麻酔をかけたマウスを定位固定装置フレームに配置します。ブレグマとラムダを識別し、2つのランドマーク間の高さ差が100マイクロメートルを超えないようにします。計算された座標を見つけて、滅菌鉛筆で頭蓋骨に印を付けます。
座標の周囲に、2 mm x 2 mm の開頭手術ウィンドウのアウトラインを作成します。麻酔の深さを確認した後、高速ドリルを使用して2ミリメートル×2ミリメートルの開頭窓を作成します。脳表面が乾燥するのを防ぐために、0.5〜1ミリリットルの通常の生理食塩水を適用します。
シリンジ針と細い鉗子を使用して硬膜を取り除きます。次に、高速ドリルを使用して、シリコンプローブの参照電極用に、通常は頭蓋窓から1〜2ミリメートルのところに別のバリ穴を作成します。頭蓋骨に0.2ミリリットルの低毒性シリコン接着剤を塗布して、開頭術を完全に密閉します。
ヘッドプレートとネジを使用して、マウスのヘッドを電気生理学記録リグに固定します。次に、シリコンプローブシャンクを蛍光染料でコーティングして、実験後にプローブの軌道を再構築できるようにします。

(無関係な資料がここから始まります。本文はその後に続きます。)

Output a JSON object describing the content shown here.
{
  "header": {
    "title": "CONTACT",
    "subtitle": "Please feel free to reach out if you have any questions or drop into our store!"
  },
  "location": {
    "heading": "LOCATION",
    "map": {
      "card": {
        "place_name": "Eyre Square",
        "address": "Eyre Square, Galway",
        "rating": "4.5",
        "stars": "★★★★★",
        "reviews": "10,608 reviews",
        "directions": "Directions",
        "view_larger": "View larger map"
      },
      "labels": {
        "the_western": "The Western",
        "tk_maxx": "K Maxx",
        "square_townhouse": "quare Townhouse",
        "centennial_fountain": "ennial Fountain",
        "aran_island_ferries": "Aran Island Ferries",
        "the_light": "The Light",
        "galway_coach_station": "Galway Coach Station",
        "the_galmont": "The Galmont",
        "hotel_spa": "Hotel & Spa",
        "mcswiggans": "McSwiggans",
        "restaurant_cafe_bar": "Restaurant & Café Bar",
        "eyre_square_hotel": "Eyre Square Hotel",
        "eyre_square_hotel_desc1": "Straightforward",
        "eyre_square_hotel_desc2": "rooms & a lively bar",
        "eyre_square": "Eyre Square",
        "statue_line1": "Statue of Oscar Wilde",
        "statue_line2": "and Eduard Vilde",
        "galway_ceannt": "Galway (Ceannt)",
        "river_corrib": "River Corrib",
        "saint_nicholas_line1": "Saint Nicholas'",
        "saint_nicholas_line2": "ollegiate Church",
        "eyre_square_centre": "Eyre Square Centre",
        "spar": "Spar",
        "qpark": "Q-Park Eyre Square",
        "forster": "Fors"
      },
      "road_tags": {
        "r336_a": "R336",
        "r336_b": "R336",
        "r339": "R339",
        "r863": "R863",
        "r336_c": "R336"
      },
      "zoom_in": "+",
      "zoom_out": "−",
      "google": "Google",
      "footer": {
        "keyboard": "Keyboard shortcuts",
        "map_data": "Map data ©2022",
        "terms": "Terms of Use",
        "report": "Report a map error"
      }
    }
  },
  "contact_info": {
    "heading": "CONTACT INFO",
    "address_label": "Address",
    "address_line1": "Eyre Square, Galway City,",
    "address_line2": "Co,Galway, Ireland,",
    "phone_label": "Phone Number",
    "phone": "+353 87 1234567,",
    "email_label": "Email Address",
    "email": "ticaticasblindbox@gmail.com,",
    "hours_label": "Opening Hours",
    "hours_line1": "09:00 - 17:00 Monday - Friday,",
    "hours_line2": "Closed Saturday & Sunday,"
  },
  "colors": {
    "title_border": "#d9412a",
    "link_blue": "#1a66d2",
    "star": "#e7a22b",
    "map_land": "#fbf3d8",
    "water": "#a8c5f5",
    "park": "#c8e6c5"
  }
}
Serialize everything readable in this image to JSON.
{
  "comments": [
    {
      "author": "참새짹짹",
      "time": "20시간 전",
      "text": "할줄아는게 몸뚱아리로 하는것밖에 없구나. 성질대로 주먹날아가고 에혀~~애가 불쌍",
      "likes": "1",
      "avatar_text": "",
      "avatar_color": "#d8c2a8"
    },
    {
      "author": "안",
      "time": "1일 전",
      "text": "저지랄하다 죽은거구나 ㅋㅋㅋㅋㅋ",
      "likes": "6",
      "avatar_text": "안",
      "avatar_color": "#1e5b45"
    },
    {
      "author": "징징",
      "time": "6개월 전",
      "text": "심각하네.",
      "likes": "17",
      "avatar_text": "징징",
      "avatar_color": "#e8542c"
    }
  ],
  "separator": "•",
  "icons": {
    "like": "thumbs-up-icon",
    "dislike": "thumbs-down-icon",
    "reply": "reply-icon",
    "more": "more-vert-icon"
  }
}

その後、プローブをマニピュレーターに取り付け、希望の角度を設定します。
記録プローブを頭蓋窓の中心内の脳表面まで下げるには、プローブを約300マイクロメートルの深さまで手動で挿入します。この深さまで挿入したら、組織の損傷を最小限に抑えるために、プローブを目標の深さまで毎分200マイクロメートルまでゆっくりと下げます。最後に、開頭術の窓の中の脳表面にミネラルオイルを塗布して、乾燥を防ぎます。

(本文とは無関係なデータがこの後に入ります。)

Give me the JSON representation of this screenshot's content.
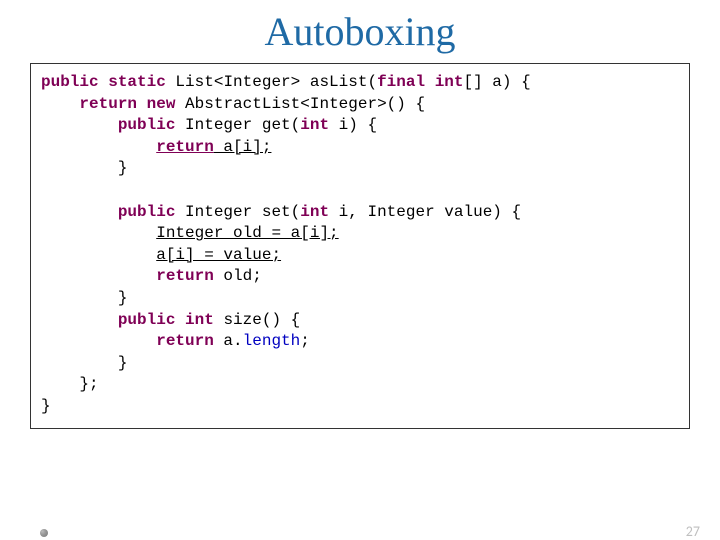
{
  "title": "Autoboxing",
  "slide_number": "27",
  "code": {
    "l1": {
      "a": "public",
      "b": " ",
      "c": "static",
      "d": " List<Integer> asList(",
      "e": "final",
      "f": " ",
      "g": "int",
      "h": "[] a) {"
    },
    "l2": {
      "a": "    ",
      "b": "return",
      "c": " ",
      "d": "new",
      "e": " AbstractList<Integer>() {"
    },
    "l3": {
      "a": "        ",
      "b": "public",
      "c": " Integer get(",
      "d": "int",
      "e": " i) {"
    },
    "l4": {
      "a": "            ",
      "b": "return",
      "c": " a[i];"
    },
    "l5": "        }",
    "l6": "",
    "l7": {
      "a": "        ",
      "b": "public",
      "c": " Integer set(",
      "d": "int",
      "e": " i, Integer value) {"
    },
    "l8": {
      "a": "            ",
      "b": "Integer old = a[i];"
    },
    "l9": {
      "a": "            ",
      "b": "a[i] = value;"
    },
    "l10": {
      "a": "            ",
      "b": "return",
      "c": " old;"
    },
    "l11": "        }",
    "l12": {
      "a": "        ",
      "b": "public",
      "c": " ",
      "d": "int",
      "e": " size() {"
    },
    "l13": {
      "a": "            ",
      "b": "return",
      "c": " a.",
      "d": "length",
      "e": ";"
    },
    "l14": "        }",
    "l15": "    };",
    "l16": "}"
  }
}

次に、Intan記録コントローラーを使用して、シリコンプローブとECOGからのデータを30キロヘルツで記録します。記録されたほとんどのニューロンは、セボフルラン麻酔中に発火を減少させました。VLPAGの発火は、ベースラインからセボフルラン投与中まで有意に減少しました。.
この減少は、すべてのVLPAGニューロンで一貫していました。